Has Rep. DeLay had a change of heart? Would he do things differently now for his father? Or, is this just pure politics? We will probably never know the answer to that.
Tony Perkins, the president of the Family Research Council said, “Two different situations. With Terri Schiavo, there was no plug pulled, there was no respirator taken away from her. She was simply by court order deprived of food and water.”
We are splitting very very fine hairs here. The end result is death. Terri Schiavo is being deprived of her feeding tube - something that is keeping her body functioning. Rep. DeLay’s father was deprived of kidney dialysis - something that was keeping his body functioning. Both functions were withdrawn. I see no difference what so ever, other than Terri Schiavo’s situation serving the purpose of Tony Perkins and the Family Research Council.
Rep. Tom DeLay, the House majority leader who led the congressional effort to spare Terri Schiavo’s life, was confronted more than 16 years ago with his own agonizing end-of-life dilemma and agreed to withdraw life support from the patient, his father, according to a report Sunday in the Los Angeles Times.
The newspaper reported that DeLay’s father, Charles Ray DeLay, 65, a drilling contractor, was severely injured in 1988 in an accident at his home in Canyon Lake, Texas. [...]
The account said DeLay had suffered multiple injuries, including kidney failure, and that his wife, Maxine, and their other children had made the initial decision to withhold kidney dialysis and other treatments when it became clear he could not recover.
DeLay, at the time in his third term in the House, did not object, the newspaper’s report said. (source)

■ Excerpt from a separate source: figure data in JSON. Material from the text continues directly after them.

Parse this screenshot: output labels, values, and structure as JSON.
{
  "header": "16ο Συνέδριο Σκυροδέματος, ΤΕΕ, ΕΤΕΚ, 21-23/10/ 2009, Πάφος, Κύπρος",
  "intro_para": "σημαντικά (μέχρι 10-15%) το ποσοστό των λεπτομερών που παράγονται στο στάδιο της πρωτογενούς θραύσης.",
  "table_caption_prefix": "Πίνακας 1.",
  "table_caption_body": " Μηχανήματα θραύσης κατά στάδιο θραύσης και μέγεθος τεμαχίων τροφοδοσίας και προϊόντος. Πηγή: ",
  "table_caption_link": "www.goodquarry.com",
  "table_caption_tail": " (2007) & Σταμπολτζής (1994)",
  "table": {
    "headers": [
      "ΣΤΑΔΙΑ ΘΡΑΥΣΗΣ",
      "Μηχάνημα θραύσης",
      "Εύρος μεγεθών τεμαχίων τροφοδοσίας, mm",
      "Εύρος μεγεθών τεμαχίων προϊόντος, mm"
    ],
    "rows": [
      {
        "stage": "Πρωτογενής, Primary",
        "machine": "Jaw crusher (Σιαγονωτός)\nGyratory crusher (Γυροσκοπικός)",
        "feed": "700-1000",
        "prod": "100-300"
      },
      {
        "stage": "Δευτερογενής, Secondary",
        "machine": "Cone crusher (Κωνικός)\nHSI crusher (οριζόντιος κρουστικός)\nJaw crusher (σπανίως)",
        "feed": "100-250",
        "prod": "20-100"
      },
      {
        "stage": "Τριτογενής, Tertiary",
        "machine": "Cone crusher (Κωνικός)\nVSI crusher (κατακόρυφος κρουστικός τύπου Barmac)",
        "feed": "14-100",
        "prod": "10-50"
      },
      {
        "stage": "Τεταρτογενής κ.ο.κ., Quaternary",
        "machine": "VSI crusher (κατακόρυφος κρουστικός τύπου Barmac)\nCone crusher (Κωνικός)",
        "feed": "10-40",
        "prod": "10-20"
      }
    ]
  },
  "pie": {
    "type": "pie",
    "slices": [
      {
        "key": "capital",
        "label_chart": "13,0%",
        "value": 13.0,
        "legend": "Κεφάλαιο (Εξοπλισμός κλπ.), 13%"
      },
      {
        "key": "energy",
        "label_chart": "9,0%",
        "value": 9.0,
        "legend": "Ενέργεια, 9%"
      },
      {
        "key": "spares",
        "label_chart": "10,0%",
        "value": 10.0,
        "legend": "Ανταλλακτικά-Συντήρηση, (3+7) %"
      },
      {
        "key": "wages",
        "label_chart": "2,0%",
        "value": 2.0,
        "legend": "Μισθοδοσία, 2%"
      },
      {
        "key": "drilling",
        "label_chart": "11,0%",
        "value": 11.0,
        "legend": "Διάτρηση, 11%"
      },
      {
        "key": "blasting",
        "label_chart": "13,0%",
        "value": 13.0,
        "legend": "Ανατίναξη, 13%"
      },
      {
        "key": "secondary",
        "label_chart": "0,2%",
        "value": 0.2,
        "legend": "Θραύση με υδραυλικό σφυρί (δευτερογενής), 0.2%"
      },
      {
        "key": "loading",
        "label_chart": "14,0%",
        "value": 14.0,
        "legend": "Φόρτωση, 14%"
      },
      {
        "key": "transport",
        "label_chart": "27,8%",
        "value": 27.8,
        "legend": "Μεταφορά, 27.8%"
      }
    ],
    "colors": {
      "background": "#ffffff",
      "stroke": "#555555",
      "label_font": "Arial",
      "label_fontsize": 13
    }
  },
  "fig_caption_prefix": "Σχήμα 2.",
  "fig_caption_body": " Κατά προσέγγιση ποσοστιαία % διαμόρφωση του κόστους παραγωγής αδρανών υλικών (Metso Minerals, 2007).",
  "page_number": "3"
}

The following is an excerpt from today's Federal Court ruling regarding the request by Terri Schiavo's parents for a rehearing of the case. I think you'll find the part about "activist judges" interesting...
BIRCH, Circuit judge, specially concurring:
I concur in the denial of rehearing en banc in this case because any further action by our court or the district court, would be improper, as I explain below.
An axiom in the study of law is that "hard facts make bad law." The tragic events that have afflicted Mrs. Schiavo and that have been compounded by the resulting passionate inter-family struggle and media focus certainly qualify as "hard facts." And, while the memebers of her family and the members of Congress have acted in a way that is both fervent and sincere, the time has come for dispassionate discharge of duty.
A popular epithet directed by some members of society, including some members of Congress, toward the judiciary involves the denunciation of "activist judges." Generally, the definition of an "activist judge" is one who decides the outcome of a controversy before him according to personal conviction, even one sincerely held, as opposed to the dictated of the law as constrained by legal precedent and, ultimately, our Constitution. In resolving the Schiavo controversy it is my judgment that, despite sincere and altruistic motivation, the legislative and executive branches of our government have acted in a manner demonstrably at odds with our Founding Father's blueprint for governance of a free people -- our Constitution. Since I have sworn, as have they, to uphold and defend that Covenant, I must respectfully concur in the denial of the request for rehearing en banc.